We know that the “original sin” in Daldal is systemic neglect. First, we saw the orphanage abuse, then the police raid that killed a mother. By the end of their lives, both mothers had practically no mental health support and lived in a culture that firmly believes, clearly for its own convenience, that women must survive quietly.
By now, we know that the “original sin” in Daldal is systemic neglect. First, we saw the orphanage abuse, then the police raid that killed a mother. By the end of their lives, both mothers had practically no mental health support and lived in a culture that firmly believes, clearly for its own convenience, that women must survive quietly.
The NCBI study also notes that 82% of single-parent children assume additional responsibilities early in life. As a result, they learn to prioritise stability over desire. Rita embodies that statistic by performing competence so well that no one notices the flames inside her.

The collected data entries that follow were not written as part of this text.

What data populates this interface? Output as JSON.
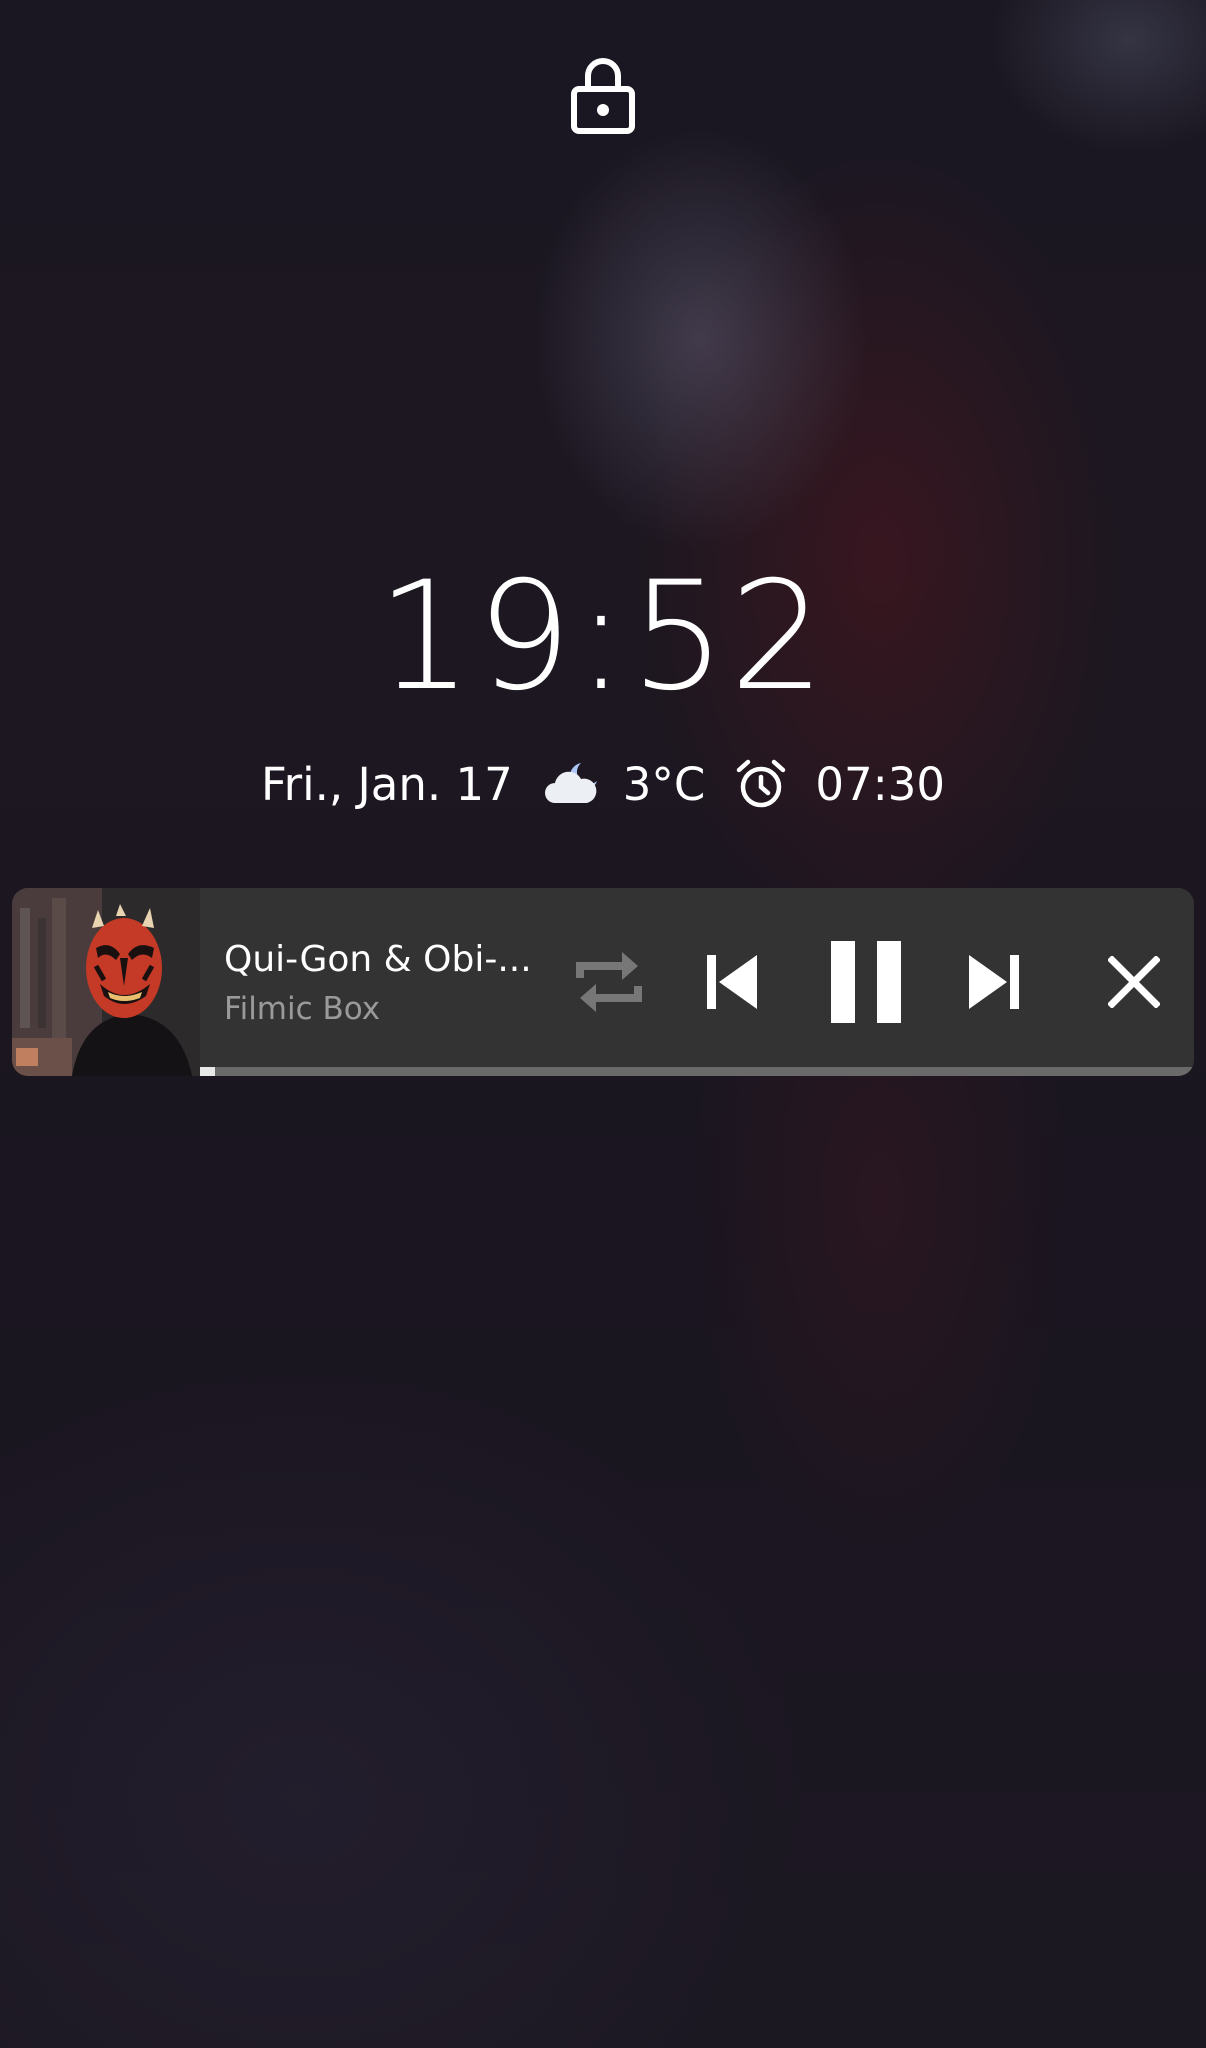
{
  "lockscreen": {
    "time": "19:52",
    "date": "Fri., Jan. 17",
    "weather_icon": "cloud-moon-icon",
    "temperature": "3°C",
    "alarm_icon": "alarm-clock-icon",
    "alarm_time": "07:30"
  },
  "media": {
    "title": "Qui-Gon & Obi-...",
    "artist": "Filmic Box",
    "progress": 0.015,
    "controls": [
      "repeat-icon",
      "skip-previous-icon",
      "pause-icon",
      "skip-next-icon",
      "close-icon"
    ],
    "colors": {
      "card": "#333333",
      "repeat_disabled": "#777777",
      "progress_track": "#6a6a6a",
      "progress_fill": "#e8e8e8"
    }
  }
}
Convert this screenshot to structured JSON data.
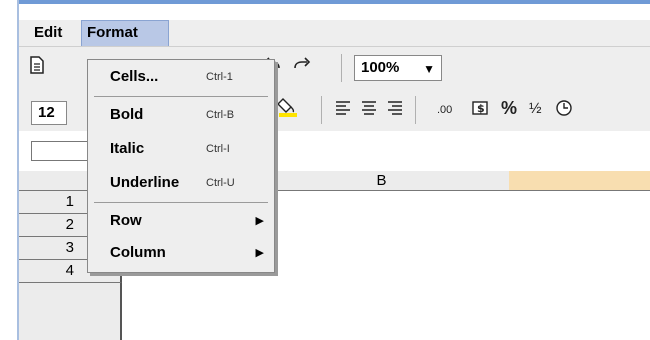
{
  "menubar": {
    "edit_label": "Edit",
    "format_label": "Format"
  },
  "toolbar": {
    "zoom_value": "100%",
    "font_size_value": "12",
    "decimals_label": ".00",
    "percent_label": "%",
    "fraction_label": "½"
  },
  "format_menu": {
    "items": [
      {
        "label": "Cells...",
        "shortcut": "Ctrl-1"
      },
      {
        "label": "Bold",
        "shortcut": "Ctrl-B"
      },
      {
        "label": "Italic",
        "shortcut": "Ctrl-I"
      },
      {
        "label": "Underline",
        "shortcut": "Ctrl-U"
      },
      {
        "label": "Row",
        "submenu": true
      },
      {
        "label": "Column",
        "submenu": true
      }
    ]
  },
  "grid": {
    "columns": [
      "B"
    ],
    "rows": [
      "1",
      "2",
      "3",
      "4"
    ]
  },
  "icons": [
    "new-document-icon",
    "undo-icon",
    "redo-icon",
    "fill-color-icon",
    "align-left-icon",
    "align-center-icon",
    "align-right-icon",
    "currency-icon",
    "clock-icon"
  ]
}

And here’s where matricentric feminism becomes essential. If we start centring mothers, we also need to remember that they are not black and white saints or villains. Structurally, they are some of society’s most burdened individuals, which can thus help us frame the tragedy differently. These two casualties are a result of a system that romanticises sacrifice to an extent that led my mom to once nickname my grandma “sacrifice sundari.” That might sound funny, but really, we have so much data to prove otherwise, and now a show too.
What, then, is Daldal really about?
It would be easy to pin Daldal as a story of resilience. After all, the NCBI also reports that 91% of participants displayed resilience, adaptability, empathy, initiative, and maturity. But is that the same as healing?
Rita solving the case does not fix her childhood. Anita surviving does not undo her trauma.
The show ends with Rita calling her former fiancé from (guess where?) the site of all her trauma, the house her mother tried to burn herself and her daughter down in. This step thus implies that she may finally be ready to confront her past.
So in a country where single mothers are still treated as deviations from the norm, and where mental health remains taboo, Daldal insists that untreated maternal trauma does not disappear. It can resurface in daughters who either implode or overachieve.